Neo-Gramscianism is a critical approach to IR and IPE which began with Robert W. Cox, a university professor at York University. The theory heavily relies on the writings of Antonio Gramsci. Here is a list of 10 theorists who contributed to field, including Cox. Check their work out, especially if you are doing research on the subject.
1. Robert W. Cox:
This York University Professor is the father of Neo-Gramscianism. He accepts the state and anarchic relationships between historical structures. Cox’s acceptance for multiplicity and his diversity can potentially channel the gap between rationalist and interpretative approaches to international political economy.
2. Susan Strange:
She is one the most renowned political theorists, professors and scholars in Britain. Many scholars today like Iseri use her theories and conceptions to build on their work. She was the first woman to hold the chair position at London School of Economics.
3. Andreas Bieler:
He is highly critical of Marxists and their theory of globalization.
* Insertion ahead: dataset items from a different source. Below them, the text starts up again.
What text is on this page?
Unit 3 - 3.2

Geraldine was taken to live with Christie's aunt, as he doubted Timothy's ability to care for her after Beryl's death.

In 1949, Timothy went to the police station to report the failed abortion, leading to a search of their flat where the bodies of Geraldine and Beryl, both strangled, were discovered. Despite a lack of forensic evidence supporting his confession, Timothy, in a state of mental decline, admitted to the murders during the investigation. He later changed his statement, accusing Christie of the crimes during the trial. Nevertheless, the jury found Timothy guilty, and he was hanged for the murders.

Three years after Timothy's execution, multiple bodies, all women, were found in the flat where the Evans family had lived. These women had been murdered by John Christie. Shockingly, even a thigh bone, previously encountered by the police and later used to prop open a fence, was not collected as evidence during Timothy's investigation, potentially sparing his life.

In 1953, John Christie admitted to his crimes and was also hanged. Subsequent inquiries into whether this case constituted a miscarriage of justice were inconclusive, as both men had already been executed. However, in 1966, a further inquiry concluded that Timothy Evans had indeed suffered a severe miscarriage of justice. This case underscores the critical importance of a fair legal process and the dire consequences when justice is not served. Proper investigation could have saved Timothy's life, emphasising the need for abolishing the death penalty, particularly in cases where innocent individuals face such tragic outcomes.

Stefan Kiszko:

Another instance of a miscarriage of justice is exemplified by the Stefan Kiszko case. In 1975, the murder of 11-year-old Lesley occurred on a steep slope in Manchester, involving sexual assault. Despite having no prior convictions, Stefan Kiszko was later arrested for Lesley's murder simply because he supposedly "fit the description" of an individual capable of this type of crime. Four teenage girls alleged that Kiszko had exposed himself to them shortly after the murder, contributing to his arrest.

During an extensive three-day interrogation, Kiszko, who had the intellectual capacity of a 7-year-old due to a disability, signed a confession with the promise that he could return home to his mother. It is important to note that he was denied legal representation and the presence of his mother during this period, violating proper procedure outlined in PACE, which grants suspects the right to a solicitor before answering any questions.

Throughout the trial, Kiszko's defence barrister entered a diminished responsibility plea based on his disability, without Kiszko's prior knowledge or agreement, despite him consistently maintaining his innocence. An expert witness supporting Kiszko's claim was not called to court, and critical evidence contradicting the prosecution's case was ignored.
He believes that Marxist takes too much of a theoretical and abstract perspective on globalization, ignoring the different forms of states in the process.
4. Emre Iseri:
He was a Ph.d Candidate at Keele University School of Politics. He wrote an article named, “Neo-Gramscian Analysis of US Hegemony Today.” The article looks at how neo-gramscian theory and the terms used by Gramsci can be applied to altering dynamics of international relations. He sees U.S. as a declining hegemonic power as a result.
5. David L. Levy:
He co-wrote an article with Daniel Egan which took a neo-Gramscian approach to corporate political strategy. He drew on the work Gramsci using capital, social forces and the state for his analysis.
6. Stephen Gill:
Gill is a student of Robert W. Cox. He continues the work of Cox to some degree. He came up with the idea of new constitutionalism which seeks to provide permanent anchorage for capital in the global political economy. Currently he is a senior political science scholar at York University.
7. Adam David Morton:
Morton is a senior lecturer at School of Politics and International Relations. He often writes with Bieler and agrees with him on the critiques to Marxism. He recently wrote Unravelling Gramsci: Hegemony and Passive Revolution in the Global Political Economy.
8. Kees van der Pijl:
His is a professor at University of Sussex and is a follower of neo-Gramscianism. He focuses on the structure of the global political economy, transnational classes, the history behind IR and IPE and the methods of foreign relations.
9. Henk Overbeek:
He is part of the New Amsterdam school of thought which examines IR and IPE from a neo-gramscian perspective. He is now a professor at the University of Amsterdam.
10. Peter Burnham:
Previously at University of Warwick, he is currently a professor at University of Birmingham. He focuses on British politics, radical IR politics and state theory in his research.